Jornal Poiésis
Espero ansiosamente por você, Poema Sujo (Crônica)
Atualizado: 8 de jun. de 2020

Matheus Fernando*
Impreterível verdade é o título de um poema que eu sempre quis escrever! Sempre não, reformulo... para ser mais preciso desde o dia em que estava numa van voltando para casa, para casa de meus pais. E nesse trajeto me vieram vários versos, vários questionamentos, vários estranhamentos e em todos eles o tema verdade era central.
Já estava decidido: “Impreterível verdade!” Exatamente assim, e, com um ponto de exclamação logo no final da frase-título de duas palavras. Nesse trajeto me vieram vários apontamentos, rimas, e meio milhão de perspectivas. Primeiramente em torno da palavra ‘impreterível’. Como foi possível eu ter tanta firmeza e afinco para escrever naquele momento sobre e com uma palavra que eu sequer sabia o significado?

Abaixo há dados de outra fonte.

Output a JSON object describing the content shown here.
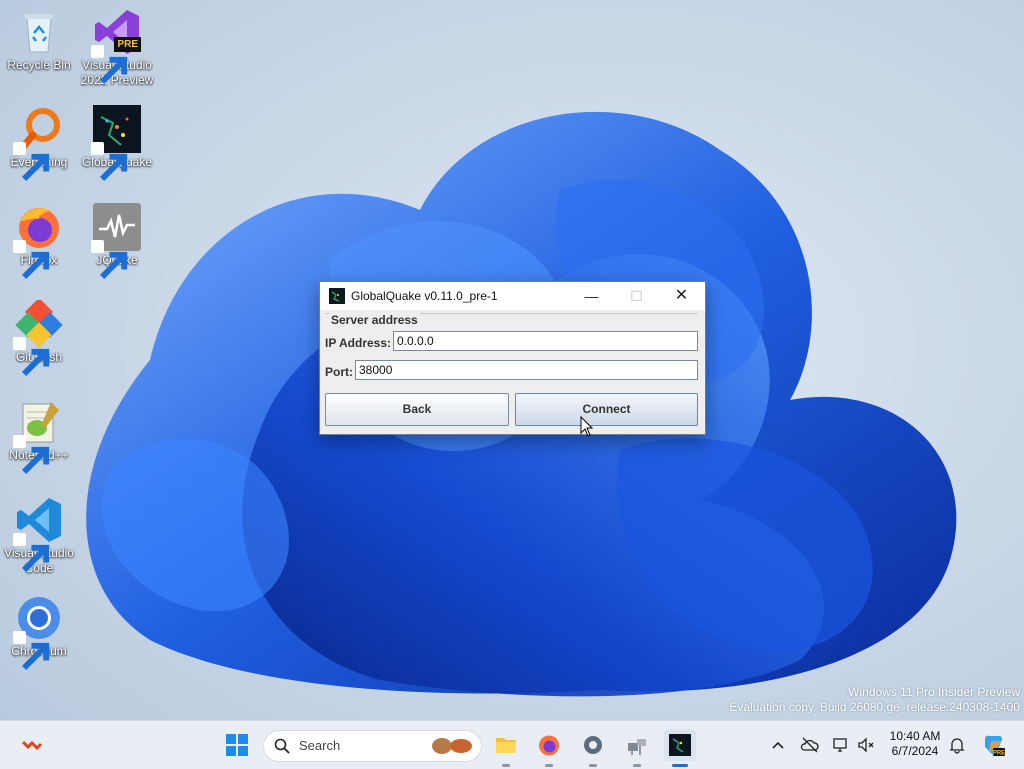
{
  "desktop": {
    "icons": [
      {
        "label": "Recycle Bin",
        "icon": "recycle-bin-icon"
      },
      {
        "label": "Visual Studio 2022 Preview",
        "icon": "visual-studio-icon",
        "badge": "PRE"
      },
      {
        "label": "Everything",
        "icon": "everything-search-icon"
      },
      {
        "label": "GlobalQuake",
        "icon": "globalquake-icon"
      },
      {
        "label": "Firefox",
        "icon": "firefox-icon"
      },
      {
        "label": "JQuake",
        "icon": "jquake-icon"
      },
      {
        "label": "Git Bash",
        "icon": "git-bash-icon"
      },
      {
        "label": "Notepad++",
        "icon": "notepadpp-icon"
      },
      {
        "label": "Visual Studio Code",
        "icon": "vscode-icon"
      },
      {
        "label": "Chromium",
        "icon": "chromium-icon"
      }
    ]
  },
  "dialog": {
    "title": "GlobalQuake v0.11.0_pre-1",
    "controls": {
      "minimize": "—",
      "maximize": "☐",
      "close": "✕"
    },
    "group_label": "Server address",
    "ip_label": "IP Address:",
    "ip_value": "0.0.0.0",
    "port_label": "Port:",
    "port_value": "38000",
    "back_label": "Back",
    "connect_label": "Connect"
  },
  "watermark": {
    "line1": "Windows 11 Pro Insider Preview",
    "line2": "Evaluation copy. Build 26080.ge_release.240308-1400"
  },
  "taskbar": {
    "search_placeholder": "Search",
    "apps": [
      "start-icon",
      "file-explorer-icon",
      "firefox-icon",
      "settings-icon",
      "network-app-icon",
      "globalquake-icon"
    ],
    "clock_time": "10:40 AM",
    "clock_date": "6/7/2024"
  },
  "colors": {
    "accent": "#1c6ed3",
    "wallpaper_blue": "#1f5fe0",
    "taskbar": "#e9eef5",
    "dialog_bg": "#eeeeee"
  }
}
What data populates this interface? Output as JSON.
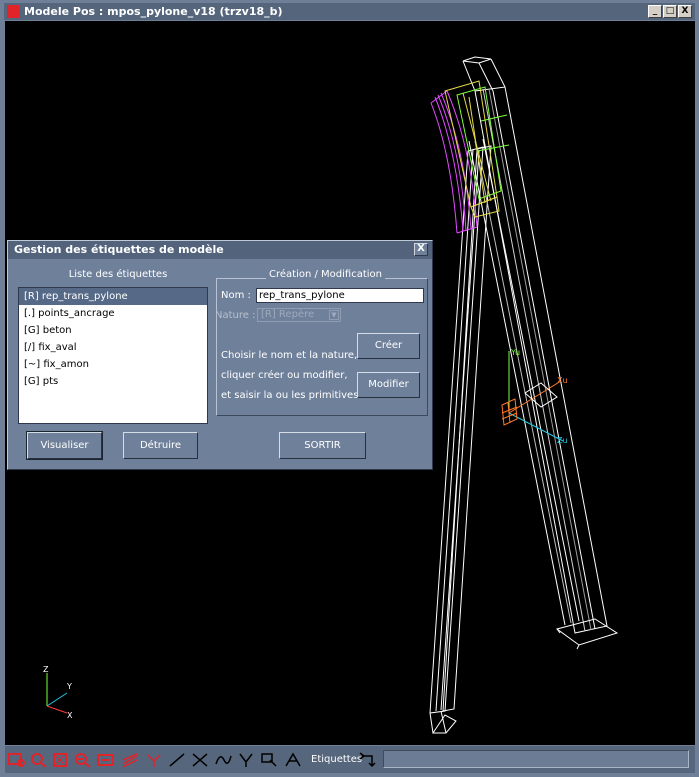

Num segundo momento recordo-me que minha angústia pairava em torno da tão terrível verdade. O momento era tão cabuloso e tão áspero que eu não conseguia completar um raciocínio sem perspectivá-lo. E assim eu fui, questionando e versando. Questionando e versando sobre algo que eu não sabia o significado e sobre algo que eu não tinha a menor certeza. A verdade escorria por entre os meus dedos a cada curva que a van fazia.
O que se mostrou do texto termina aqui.